Скворцов попросил Фсдорука подобрать Василю одежонку поприличней, и Иван Харитонович сказал:
– Хлопца обмундируем по первому разряду!
Лобода, который когда-то был против того, чтоб даже женщин брать в отряд, теперь сказал:
– Куда хлопчику деваться? Нехай у партизан воспитывается, неплохое будет воспитание…

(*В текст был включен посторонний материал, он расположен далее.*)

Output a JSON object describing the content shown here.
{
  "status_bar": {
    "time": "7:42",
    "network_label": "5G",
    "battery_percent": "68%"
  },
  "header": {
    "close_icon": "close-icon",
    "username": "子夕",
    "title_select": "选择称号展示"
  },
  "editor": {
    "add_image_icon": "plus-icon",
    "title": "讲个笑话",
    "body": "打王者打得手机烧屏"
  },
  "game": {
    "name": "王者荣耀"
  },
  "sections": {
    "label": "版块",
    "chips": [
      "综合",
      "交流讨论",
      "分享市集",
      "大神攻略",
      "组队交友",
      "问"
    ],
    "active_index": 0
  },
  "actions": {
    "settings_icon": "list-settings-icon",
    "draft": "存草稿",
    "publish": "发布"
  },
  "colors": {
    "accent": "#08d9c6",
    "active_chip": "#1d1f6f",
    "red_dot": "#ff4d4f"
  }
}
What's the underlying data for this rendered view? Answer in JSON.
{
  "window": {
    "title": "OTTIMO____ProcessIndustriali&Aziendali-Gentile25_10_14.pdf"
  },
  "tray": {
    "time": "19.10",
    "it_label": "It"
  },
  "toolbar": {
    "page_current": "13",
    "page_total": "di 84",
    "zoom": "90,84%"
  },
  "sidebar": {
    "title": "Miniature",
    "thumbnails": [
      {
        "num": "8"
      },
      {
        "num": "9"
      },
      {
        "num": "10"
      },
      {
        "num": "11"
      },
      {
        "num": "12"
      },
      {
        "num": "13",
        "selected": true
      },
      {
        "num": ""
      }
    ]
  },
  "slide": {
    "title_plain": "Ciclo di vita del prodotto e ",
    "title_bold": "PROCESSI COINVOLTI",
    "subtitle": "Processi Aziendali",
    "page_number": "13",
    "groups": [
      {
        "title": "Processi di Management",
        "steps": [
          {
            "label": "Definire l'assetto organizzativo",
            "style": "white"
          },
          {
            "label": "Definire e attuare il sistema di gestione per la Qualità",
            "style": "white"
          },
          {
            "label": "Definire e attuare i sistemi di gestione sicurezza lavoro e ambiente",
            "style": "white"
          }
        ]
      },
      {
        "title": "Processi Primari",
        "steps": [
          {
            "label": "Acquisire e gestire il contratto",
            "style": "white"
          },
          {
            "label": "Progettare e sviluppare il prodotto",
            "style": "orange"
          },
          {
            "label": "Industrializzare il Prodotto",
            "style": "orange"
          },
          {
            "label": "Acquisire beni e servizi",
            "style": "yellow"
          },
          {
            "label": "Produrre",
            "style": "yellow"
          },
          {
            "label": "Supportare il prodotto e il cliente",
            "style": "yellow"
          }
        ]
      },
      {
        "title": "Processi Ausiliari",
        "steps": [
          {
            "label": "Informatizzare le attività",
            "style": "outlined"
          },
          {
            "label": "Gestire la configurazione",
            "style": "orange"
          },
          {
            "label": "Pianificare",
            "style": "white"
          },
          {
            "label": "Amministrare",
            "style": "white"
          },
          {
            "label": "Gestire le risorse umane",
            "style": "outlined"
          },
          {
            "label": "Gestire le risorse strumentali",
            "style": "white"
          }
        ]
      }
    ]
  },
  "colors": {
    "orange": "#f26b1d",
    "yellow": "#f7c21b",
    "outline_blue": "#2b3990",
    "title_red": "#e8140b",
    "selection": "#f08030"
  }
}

И пошло-поехало: не было дня, чтоб Скворцов не повидался с мальчиком, не перекинулся словом. В такие минуты он будто окунался в стародавние времена, когда сам был мальчишкой. И еще: Лида и все с ней связанное не так царапали, как прежде. Он удивился: быстренько же утихомирилась его уязвленная душа. Удивившись, порадовался: не разучился иронизировать над собой – значит, живем, лейтенант Скворцов.
32
Из отряда исчез Будыкин. Чрезвычайное это происшествие обнаружилось после провала диверсии на железной дороге. Подрывники должны были рвать рельсы на перегоне возле Волчьего Перевоза, их прикрывала группа под командованием сержанта Будыкина. Среди подрывников были и Коля Пантелеев и Дурды Курбанов; Пантелеев жаждал овладеть этой ведущей, как он считал, партизанской специальностью; а Курбанов понимал: при всей любви к лошадям нельзя ошиваться в повозочных, надо быть поближе к боевым операциям – и он потянулся вслед за Колей Пантелеевым, с которым сошелся после лежания у Тышкевичей. Так оба очутились на курсах подрывников, которыми заправлял присланный Волощаком минер. Они слушали лекции, на учебной полосе практически учились минировать полотно, причем делали это и ночью: подрывникам придется работать в темноте, при дневном свете к железной дороге не подберешься. Тол в отряде выплавляли из мин, из снарядов, их собирали окрест, в районе летних боев. На костре – формы из кирпича, в них фыркает и бурлит, остывает – получаются толовые шашки. Вместо бикфордова шнура – смоченная в бензине веревка: поджег – и ходу…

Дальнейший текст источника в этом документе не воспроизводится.